Hooley Sheeran’s desire to infuse color and personality is an indication of the changing tide when it comes to stairs in the American home. Previously treated as solely functional, the integration of color and dimension into residential stairs is stronger than ever. The rise of Pinterest and TikTok has fueled inspiration for homeowners who want to be a little bit more daring with their creative choices at home, with some painting stairs in ombré tones and gradients. It’s a significant departure from the New England homes of the 1700s and 1800s, when some staircases were hidden by doors at the top and bottom. Then, of course, there were the steep staircases in the rear of homes designed for servants, so they could avoid contact with those for whom they were hired to work.

One particularly unusual phenomenon is “witches stairs,” the nickname for alternate-tread designs that look as if they’re built with Legos. While legend has it they were given that name due to the belief that witches couldn’t climb risers of varying sizes, experts say that’s most likely an urban legend.

“Historically, they originate out of practicality — instead of a ladder when space was tight,” said Richard Griswold, associate vice president and dean of students at Boston Architectural College. “Periodically the feature gets revived in current projects, usually to get to a lofted sleeping area.”

Back in the present day, designers say more subtle nods to color are also popular in stairs. Jess Harrington, owner and founder of JessFinessed, a Boston-area home staging and interior design firm, recently had a staircase in a historic South End brownstone painted a satin black.

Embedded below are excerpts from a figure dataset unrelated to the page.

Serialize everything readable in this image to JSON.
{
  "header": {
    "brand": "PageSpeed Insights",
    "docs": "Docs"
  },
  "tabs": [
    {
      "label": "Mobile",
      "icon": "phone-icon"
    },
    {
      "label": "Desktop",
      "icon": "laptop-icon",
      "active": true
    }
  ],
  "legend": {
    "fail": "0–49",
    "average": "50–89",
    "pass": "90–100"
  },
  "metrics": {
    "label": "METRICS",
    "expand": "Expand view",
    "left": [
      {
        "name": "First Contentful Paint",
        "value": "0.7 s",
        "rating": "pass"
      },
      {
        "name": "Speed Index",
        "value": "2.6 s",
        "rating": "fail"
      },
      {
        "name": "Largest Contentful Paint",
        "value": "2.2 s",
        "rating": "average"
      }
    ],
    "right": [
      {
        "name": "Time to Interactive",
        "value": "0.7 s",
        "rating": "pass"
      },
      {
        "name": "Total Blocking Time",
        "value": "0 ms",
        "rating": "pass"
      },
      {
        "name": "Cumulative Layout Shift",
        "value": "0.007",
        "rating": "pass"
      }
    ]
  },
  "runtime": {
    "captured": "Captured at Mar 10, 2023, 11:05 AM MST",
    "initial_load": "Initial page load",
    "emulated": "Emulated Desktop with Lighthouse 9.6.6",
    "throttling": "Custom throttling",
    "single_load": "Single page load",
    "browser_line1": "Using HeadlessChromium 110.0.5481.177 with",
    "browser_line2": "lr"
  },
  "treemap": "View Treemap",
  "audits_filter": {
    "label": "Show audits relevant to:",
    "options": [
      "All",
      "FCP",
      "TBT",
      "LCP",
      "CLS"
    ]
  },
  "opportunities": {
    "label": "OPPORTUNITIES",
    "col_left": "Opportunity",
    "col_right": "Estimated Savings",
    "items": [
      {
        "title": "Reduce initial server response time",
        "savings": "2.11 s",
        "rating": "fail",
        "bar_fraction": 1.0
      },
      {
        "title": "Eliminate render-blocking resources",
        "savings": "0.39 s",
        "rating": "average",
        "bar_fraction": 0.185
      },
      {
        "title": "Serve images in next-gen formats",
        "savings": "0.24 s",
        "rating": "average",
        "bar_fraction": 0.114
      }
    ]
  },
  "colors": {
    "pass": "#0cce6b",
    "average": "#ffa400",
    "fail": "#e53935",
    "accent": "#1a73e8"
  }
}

“When we evaluate an older home that’s going on the market, painting, changing the lighting, and refinishing the floors are the three things that provide a good [return on investment],” Harrington said. “You can take something dated and take it close to looking a little more modern. I think the overall thing is with paint, it’s like, you can paint over it. It’s just so easy to experiment and change.”

Lindy Lowney of Lindy Lowney Design in East Greenwich, R.I., cites both the financial and logistical benefits of painting stairs. While converting a Newport multifamily home into a single-family property, she had the risers painted ombré gray shades, transitioning from a deep charcoal hue at the bottom all the way up to medium-tone grays. The result made the top, which was previously a “boring” staircase for a second-floor apartment, “more spacious and not so cave-like.”

“It’s a great solution for clients that don’t want to put a runner on their stairs. It can be cost-effective to do paint, and it’s not a huge commitment. It hides scuffs with darker colors,” Lowney said. “It was a nice solution that didn’t cost a ton but gave a really great look.”

Certainly, it’s not only residential spaces that are channeling unique features for stairs. In the lobby at 111 Harbor Way in the Seaport, a three-tier wooden riser with steps functions as a gathering space where employees can drink coffee or get work done. Overhead, a suspended installation by Berlin-based artist Tomislav Topic titled “PARADE” is a collection of colored mesh.

Still, preconceived notions of what a traditional staircase should look like do restrict some design decisions. Harrington said the initial reaction can often be “you can’t paint wood!”

“But these homes have been painted over and over again, so it’s kind of like, it’s just the next iteration of making it look beautiful,” she noted. “Trends have changed, times have changed, but keep in mind that wood has traditionally been painted for the sake of good design for centuries.”